Avatar Miyuki bergerak lincah menghindari dua serangan terdekat hanya dengan memiringkan sedikit tubuhnya.


Saat anak panah yang mereka gunakan sebagai senjata melewati tubuh avatar, avatar langsung menebas tangan lawan yang melintas di depannya.


["Puncture digunakan."]


Slash... Slash...


Tangan kedua Lizardman yang terkena tebasan senjata terputus.


["Level monster terlalu tinggi. Penggunaan energi Mana lebih dari seperempat yang avatar miliki."]


Miyuki mengabaikan pesan itu. Dia menendang tubuh dua Lizardman yang masing-masing kehilangan satu tangannya.


Tubuh Lizardman yang terpental itu menghantam dan tertusuk anak panah di tangan salah satu Lizardman yang berada di belakang mereka dan terlambat menyadari kedatangan tubuh 2 kawannya.


Avatar bergerak lagi dan menyerang 2 Lizardman lain secara sekaligus dengan tusukan yang mengarah tepat ke tenggorokan mereka.


["Puncture digunakan."]


Stab... Stab...!


["Peringatan! Level monster terlalu tinggi. Energi Mana yang dimiliki tersisa empat puluh lima persen."]


Miyuki mengabaikan pesan. Dia kembali bergerak dan menerjang dua Lizardman lagi dan menusukan tanto di masing-masing genggamannya pada dua Lizardman lainnya lagi.


Stab... Stab...!


Setelahnya, Miyuki langsung menyerang Lizardman terakhir yang sedang berusaha bangkit setelah tadi jatuh akibat tertimpa tubuh dua kawannya.


Kini hanya tersisa dua Lizardman yang sudah kehilangan lengan mereka.


Miyuki langsung mengendalikan avatarnya dan menghujamkan kedua tanto nya ke tenggorokan Lizardman.


["Peringatan! Energi Mana hanya tersisa sepuluh persen. Avatar disarankan untuk menggunakan mana potion untuk mengembalikan energi Mana lebih cepat."]


Miyuki mengabaikan peringatan itu dan menoleh pada Bimo yang sudah dalam perjalanan menghampiri avatar Miyuki dan bermaksud untuk membantunya.


°°°


Berbeda dengan avatar Miyuki yang telah menggunakan 90% energi Mana dan harus menyerang lawan dengan gesit, Bimo mengalahkan 20 lebih lawannya hanya dengan mengayunkan pedang sebanyak 3 kali.
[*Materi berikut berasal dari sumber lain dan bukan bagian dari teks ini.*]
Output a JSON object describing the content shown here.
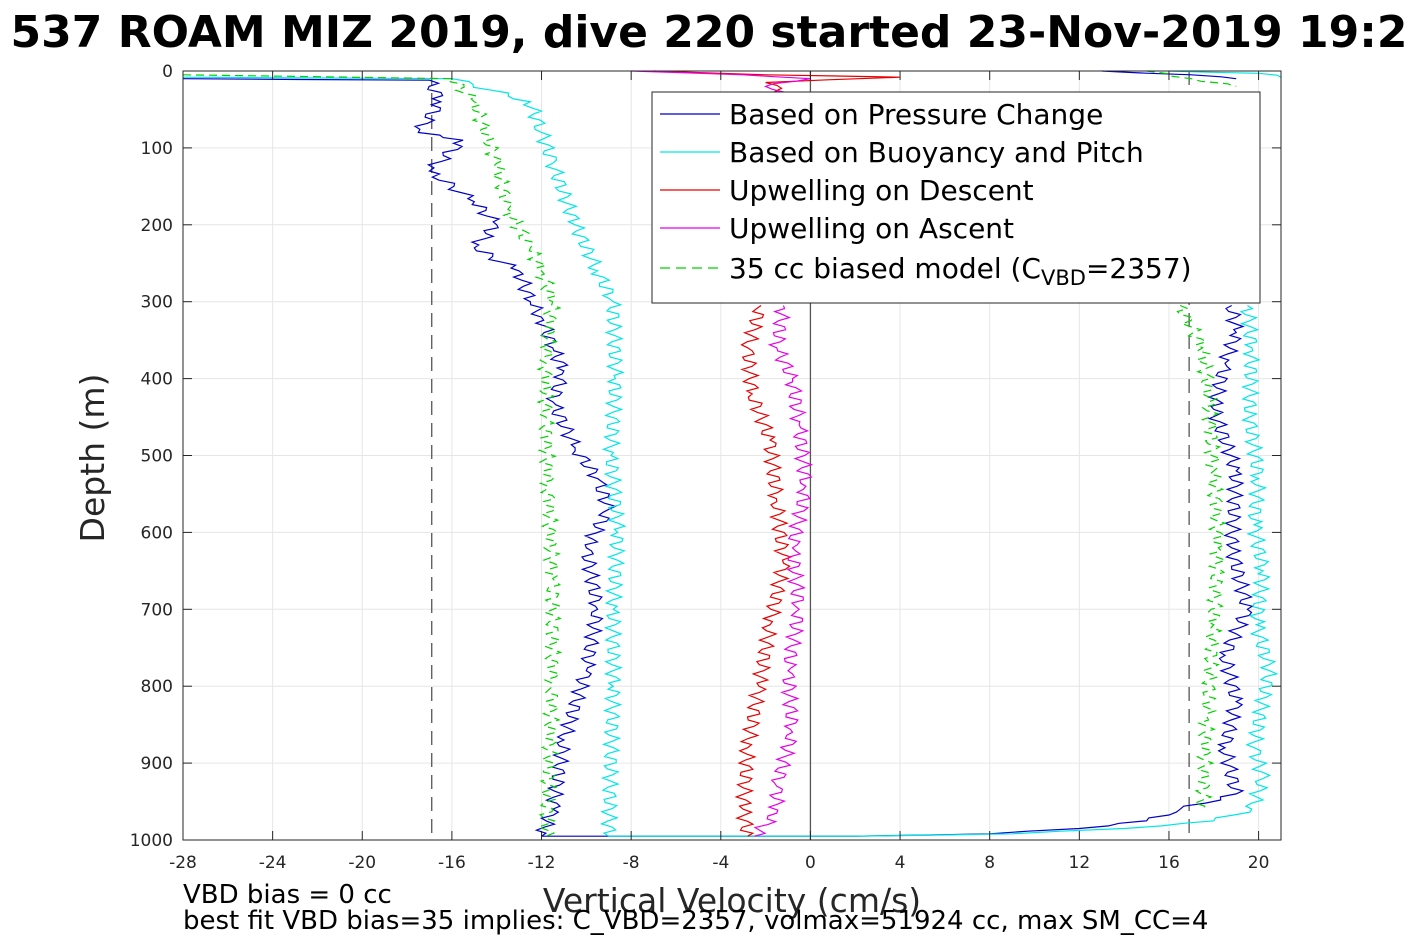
{
  "chart_data": {
    "type": "line",
    "title": "537 ROAM MIZ 2019, dive 220 started 23-Nov-2019 19:2",
    "xlabel": "Vertical Velocity (cm/s)",
    "ylabel": "Depth (m)",
    "xlim": [
      -28,
      21
    ],
    "ylim": [
      1000,
      0
    ],
    "y_reversed": true,
    "x_ticks": [
      "-28",
      "-24",
      "-20",
      "-16",
      "-12",
      "-8",
      "-4",
      "0",
      "4",
      "8",
      "12",
      "16",
      "20"
    ],
    "x_tick_values": [
      -28,
      -24,
      -20,
      -16,
      -12,
      -8,
      -4,
      0,
      4,
      8,
      12,
      16,
      20
    ],
    "y_ticks": [
      "0",
      "100",
      "200",
      "300",
      "400",
      "500",
      "600",
      "700",
      "800",
      "900",
      "1000"
    ],
    "y_tick_values": [
      0,
      100,
      200,
      300,
      400,
      500,
      600,
      700,
      800,
      900,
      1000
    ],
    "grid": true,
    "legend_position": "top-right",
    "reference_lines": [
      {
        "style": "dashed",
        "color": "#555555",
        "x": -16.9
      },
      {
        "style": "dashed",
        "color": "#555555",
        "x": 16.9
      },
      {
        "style": "solid",
        "color": "#555555",
        "x": 0
      }
    ],
    "series": [
      {
        "name": "Based on Pressure Change",
        "color": "#0000c8",
        "style": "solid",
        "segments": [
          {
            "x": [
              -28,
              -17,
              -16.5,
              -17.5,
              -15.5,
              -17,
              -15,
              -14,
              -15,
              -13,
              -12.5,
              -12,
              -11.5,
              -11,
              -11.5,
              -10.5,
              -9.5,
              -9,
              -10,
              -9.5,
              -10,
              -11,
              -11.5,
              -12
            ],
            "y": [
              10,
              12,
              40,
              80,
              90,
              130,
              170,
              200,
              230,
              260,
              300,
              320,
              360,
              390,
              430,
              490,
              530,
              570,
              620,
              700,
              780,
              870,
              960,
              995
            ]
          },
          {
            "x": [
              -12,
              2,
              8,
              12,
              15,
              16.5
            ],
            "y": [
              995,
              995,
              992,
              985,
              975,
              960
            ]
          },
          {
            "x": [
              16.5,
              19,
              18.5,
              19,
              18.5,
              19.5,
              18.8,
              19,
              18,
              18.5,
              19,
              18.8
            ],
            "y": [
              960,
              940,
              880,
              820,
              760,
              700,
              620,
              520,
              440,
              380,
              340,
              305
            ]
          },
          {
            "x": [
              13,
              17,
              19
            ],
            "y": [
              0,
              5,
              10
            ]
          }
        ]
      },
      {
        "name": "Based on Buoyancy and Pitch",
        "color": "#00e6e6",
        "style": "solid",
        "segments": [
          {
            "x": [
              -28,
              -16,
              -12.5,
              -12,
              -11.5,
              -10.5,
              -9.5,
              -8.8,
              -8.7,
              -8.9,
              -8.6,
              -8.8,
              -8.8,
              -9
            ],
            "y": [
              8,
              10,
              40,
              80,
              120,
              200,
              260,
              300,
              400,
              500,
              600,
              700,
              800,
              995
            ]
          },
          {
            "x": [
              -9,
              2,
              9,
              14,
              18,
              19.7
            ],
            "y": [
              995,
              995,
              992,
              985,
              975,
              960
            ]
          },
          {
            "x": [
              19.7,
              20.2,
              19.8,
              20.1,
              20.5,
              19.9,
              20.2,
              19.8,
              20,
              19.6,
              19.7,
              19.5
            ],
            "y": [
              960,
              920,
              880,
              830,
              780,
              720,
              650,
              590,
              530,
              450,
              360,
              305
            ]
          },
          {
            "x": [
              16,
              20,
              21
            ],
            "y": [
              0,
              3,
              8
            ]
          }
        ]
      },
      {
        "name": "Upwelling on Descent",
        "color": "#e60000",
        "style": "solid",
        "segments": [
          {
            "x": [
              -2.2,
              -2.8,
              -2.6,
              -1.8,
              -1.5,
              -1.2,
              -1.8,
              -2.3,
              -2.8,
              -3,
              -2.8
            ],
            "y": [
              305,
              360,
              420,
              480,
              560,
              640,
              720,
              800,
              880,
              960,
              995
            ]
          },
          {
            "x": [
              -7,
              -2,
              4,
              -2,
              -1
            ],
            "y": [
              0,
              5,
              8,
              15,
              30
            ]
          }
        ]
      },
      {
        "name": "Upwelling on Ascent",
        "color": "#e600e6",
        "style": "solid",
        "segments": [
          {
            "x": [
              -1.2,
              -1.5,
              -0.8,
              -0.5,
              -0.2,
              -0.8,
              -0.5,
              -1,
              -0.8,
              -1.5,
              -1.5,
              -2.5
            ],
            "y": [
              305,
              360,
              400,
              460,
              540,
              620,
              700,
              780,
              860,
              930,
              965,
              995
            ]
          },
          {
            "x": [
              -8,
              -3,
              0,
              -2,
              -1
            ],
            "y": [
              0,
              5,
              10,
              20,
              35
            ]
          }
        ]
      },
      {
        "name": "35 cc biased model",
        "color": "#00d200",
        "style": "dashed",
        "segments": [
          {
            "x": [
              -28,
              -16,
              -15,
              -14,
              -13.5,
              -12.5,
              -12,
              -11.5,
              -11.8,
              -11.8,
              -11.7,
              -11.5,
              -11.5,
              -11.8
            ],
            "y": [
              5,
              10,
              40,
              120,
              180,
              230,
              260,
              300,
              380,
              450,
              540,
              660,
              800,
              995
            ]
          },
          {
            "x": [
              16.5,
              17.5,
              17.8,
              18,
              18.2,
              18,
              17.7,
              17.5
            ],
            "y": [
              305,
              360,
              430,
              520,
              620,
              720,
              840,
              960
            ]
          },
          {
            "x": [
              15,
              17,
              19
            ],
            "y": [
              0,
              10,
              20
            ]
          }
        ]
      }
    ]
  },
  "legend": {
    "items": [
      {
        "label": "Based on Pressure Change",
        "color": "#0000c8",
        "dash": false
      },
      {
        "label": "Based on Buoyancy and Pitch",
        "color": "#00e6e6",
        "dash": false
      },
      {
        "label": "Upwelling on Descent",
        "color": "#e60000",
        "dash": false
      },
      {
        "label": "Upwelling on Ascent",
        "color": "#e600e6",
        "dash": false
      }
    ],
    "model_item": {
      "label_prefix": "35 cc biased model (C",
      "label_subscript": "VBD",
      "label_suffix": "=2357)",
      "color": "#00d200",
      "dash": true
    }
  },
  "footer": {
    "line1": "VBD bias = 0 cc",
    "line2": "best fit VBD bias=35 implies: C_VBD=2357, volmax=51924 cc, max SM_CC=4"
  }
}
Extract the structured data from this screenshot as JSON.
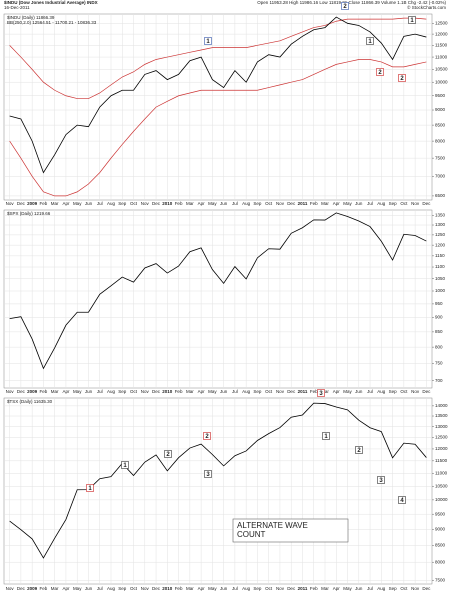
{
  "header": {
    "symbol": "$INDU (Dow Jones Industrial Average) INDX",
    "date": "16-Dec-2011",
    "quote": "Open 11953.28 High 11986.16 Low 11819.21 Close 11866.39 Volume 1.1B Chg -2.42 (-0.02%)",
    "credit": "© StockCharts.com"
  },
  "chart_data": [
    {
      "type": "line",
      "log_scale": true,
      "grid": true,
      "categories": [
        "Nov",
        "Dec",
        "2009",
        "Feb",
        "Mar",
        "Apr",
        "May",
        "Jun",
        "Jul",
        "Aug",
        "Sep",
        "Oct",
        "Nov",
        "Dec",
        "2010",
        "Feb",
        "Mar",
        "Apr",
        "May",
        "Jun",
        "Jul",
        "Aug",
        "Sep",
        "Oct",
        "Nov",
        "Dec",
        "2011",
        "Feb",
        "Mar",
        "Apr",
        "May",
        "Jun",
        "Jul",
        "Aug",
        "Sep",
        "Oct",
        "Nov",
        "Dec"
      ],
      "series": [
        {
          "name": "$INDU (Daily) 11866.39",
          "color": "#000000",
          "values": [
            8800,
            8700,
            8000,
            7100,
            7600,
            8200,
            8500,
            8450,
            9100,
            9500,
            9700,
            9700,
            10300,
            10450,
            10100,
            10300,
            10850,
            11000,
            10100,
            9800,
            10450,
            10000,
            10800,
            11100,
            11000,
            11550,
            11900,
            12200,
            12300,
            12800,
            12500,
            12400,
            12100,
            11600,
            10900,
            11900,
            12000,
            11866
          ]
        }
      ],
      "bands": {
        "name": "BB(250,2.0) 12564.51 - 11700.21 - 10836.33",
        "color": "#cc3333",
        "upper": [
          11500,
          11000,
          10500,
          10000,
          9700,
          9500,
          9400,
          9400,
          9600,
          9900,
          10200,
          10400,
          10700,
          10900,
          11000,
          11100,
          11200,
          11300,
          11400,
          11400,
          11400,
          11400,
          11500,
          11600,
          11700,
          11900,
          12100,
          12300,
          12400,
          12600,
          12700,
          12700,
          12700,
          12700,
          12700,
          12750,
          12750,
          12700
        ],
        "lower": [
          8000,
          7500,
          7000,
          6600,
          6500,
          6500,
          6600,
          6800,
          7100,
          7500,
          7900,
          8300,
          8700,
          9100,
          9300,
          9500,
          9600,
          9700,
          9700,
          9700,
          9700,
          9700,
          9700,
          9800,
          9900,
          10000,
          10100,
          10300,
          10500,
          10700,
          10800,
          10900,
          10900,
          10800,
          10600,
          10600,
          10700,
          10800
        ]
      },
      "ylim": [
        6400,
        12950
      ],
      "yticks": [
        6500,
        7000,
        7500,
        8000,
        8500,
        9000,
        9500,
        10000,
        10500,
        11000,
        11500,
        12000,
        12500
      ],
      "wave_labels": [
        "1",
        "2",
        "1",
        "2",
        "1",
        "2"
      ]
    },
    {
      "type": "line",
      "log_scale": true,
      "grid": true,
      "categories": [
        "Nov",
        "Dec",
        "2009",
        "Feb",
        "Mar",
        "Apr",
        "May",
        "Jun",
        "Jul",
        "Aug",
        "Sep",
        "Oct",
        "Nov",
        "Dec",
        "2010",
        "Feb",
        "Mar",
        "Apr",
        "May",
        "Jun",
        "Jul",
        "Aug",
        "Sep",
        "Oct",
        "Nov",
        "Dec",
        "2011",
        "Feb",
        "Mar",
        "Apr",
        "May",
        "Jun",
        "Jul",
        "Aug",
        "Sep",
        "Oct",
        "Nov",
        "Dec"
      ],
      "series": [
        {
          "name": "$SPX (Daily) 1219.66",
          "color": "#000000",
          "values": [
            896,
            903,
            826,
            735,
            798,
            873,
            919,
            919,
            987,
            1021,
            1057,
            1036,
            1096,
            1115,
            1074,
            1104,
            1169,
            1187,
            1089,
            1031,
            1102,
            1049,
            1141,
            1183,
            1181,
            1258,
            1286,
            1327,
            1326,
            1364,
            1345,
            1321,
            1292,
            1219,
            1131,
            1253,
            1247,
            1219.66
          ]
        }
      ],
      "ylim": [
        680,
        1380
      ],
      "yticks": [
        700,
        750,
        800,
        850,
        900,
        950,
        1000,
        1050,
        1100,
        1150,
        1200,
        1250,
        1300,
        1350
      ]
    },
    {
      "type": "line",
      "log_scale": true,
      "grid": true,
      "categories": [
        "Nov",
        "Dec",
        "2009",
        "Feb",
        "Mar",
        "Apr",
        "May",
        "Jun",
        "Jul",
        "Aug",
        "Sep",
        "Oct",
        "Nov",
        "Dec",
        "2010",
        "Feb",
        "Mar",
        "Apr",
        "May",
        "Jun",
        "Jul",
        "Aug",
        "Sep",
        "Oct",
        "Nov",
        "Dec",
        "2011",
        "Feb",
        "Mar",
        "Apr",
        "May",
        "Jun",
        "Jul",
        "Aug",
        "Sep",
        "Oct",
        "Nov",
        "Dec"
      ],
      "series": [
        {
          "name": "$TSX (Daily) 11635.30",
          "color": "#000000",
          "values": [
            9271,
            8988,
            8695,
            8123,
            8720,
            9325,
            10370,
            10375,
            10787,
            10868,
            11395,
            10911,
            11447,
            11746,
            11094,
            11630,
            12038,
            12211,
            11763,
            11294,
            11713,
            11914,
            12369,
            12676,
            12953,
            13443,
            13552,
            14137,
            14116,
            13945,
            13803,
            13301,
            12946,
            12769,
            11624,
            12252,
            12204,
            11635.3
          ]
        }
      ],
      "ylim": [
        7400,
        14400
      ],
      "yticks": [
        7500,
        8000,
        8500,
        9000,
        9500,
        10000,
        10500,
        11000,
        11500,
        12000,
        12500,
        13000,
        13500,
        14000
      ],
      "wave_labels": [
        "1",
        "2",
        "1",
        "2",
        "3",
        "3",
        "1",
        "2",
        "3",
        "4"
      ],
      "note": "ALTERNATE WAVE COUNT"
    }
  ]
}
Walaupun Bimo Hunter bertipe Tank, namun energi Mana dan daya serangnya terlalu kuat untuk monster berlevel C. Semua lawannya langsung meledak dan menghilang saat terkena jalur tebasan pedang Bimo yang mengandung energi sihir besar.


"Anda sudah hampir kehabisan energi Mana, nona Miyu." Ucap Bimo. Dia dapat melihat energi Mana avatar yang tersisa melalui kacamata virtualnya yang terhubung ke layar status.


《"Tidak masalah."》Sahut Miyuki yang kemudian menyarungkan salah satu senjatanya dan mengambil sebuah bola kaca dari dalam tas pinggang.


Miyuki memukulkan bola kecil itu ke punggung tangannya yang masih memegang senjata.


Saat bola kecil itu pecah di atas punggung tangan, dari dalamnya keluar gas berwarna biru tua dan langsung terserap kedalam kulit karet avatar.


["Pengisian energi Mana sedang dilakukan. Tinggu lima detik sampai proses pengisian selesai."]


"Wow, itu benar-benar luar biasa." Puji Bimo saat melihat bagaimana cara avatar mengosumsi mana potion.


《"Yah, berbeda dengan mu yang berperingkat S. Avatar ku harus menggunakan banyak energi Mana hanya untuk membunuh satu monster di Dungeon level ini."》Sahut Miyuki kesal.


Miyuki kemudian menatap ke arah tribun untuk mencari keberadaan Anna dan langsung menemukannya tak lama setelahnya.


Anna yang sedang di tatap dingin oleh sebuah patung : "..."


°°°


Sementara itu, para penonton yang menyaksikan bagaimana kecepatan lari avatar hunter, bagaimana kecepatannya dalam menyerang monster virtual dan bagaimana cara pilot mengendalikan avatar secara efektif tanpa memberikan lawan ruang untuk bergerak bebas, berdecak kagum.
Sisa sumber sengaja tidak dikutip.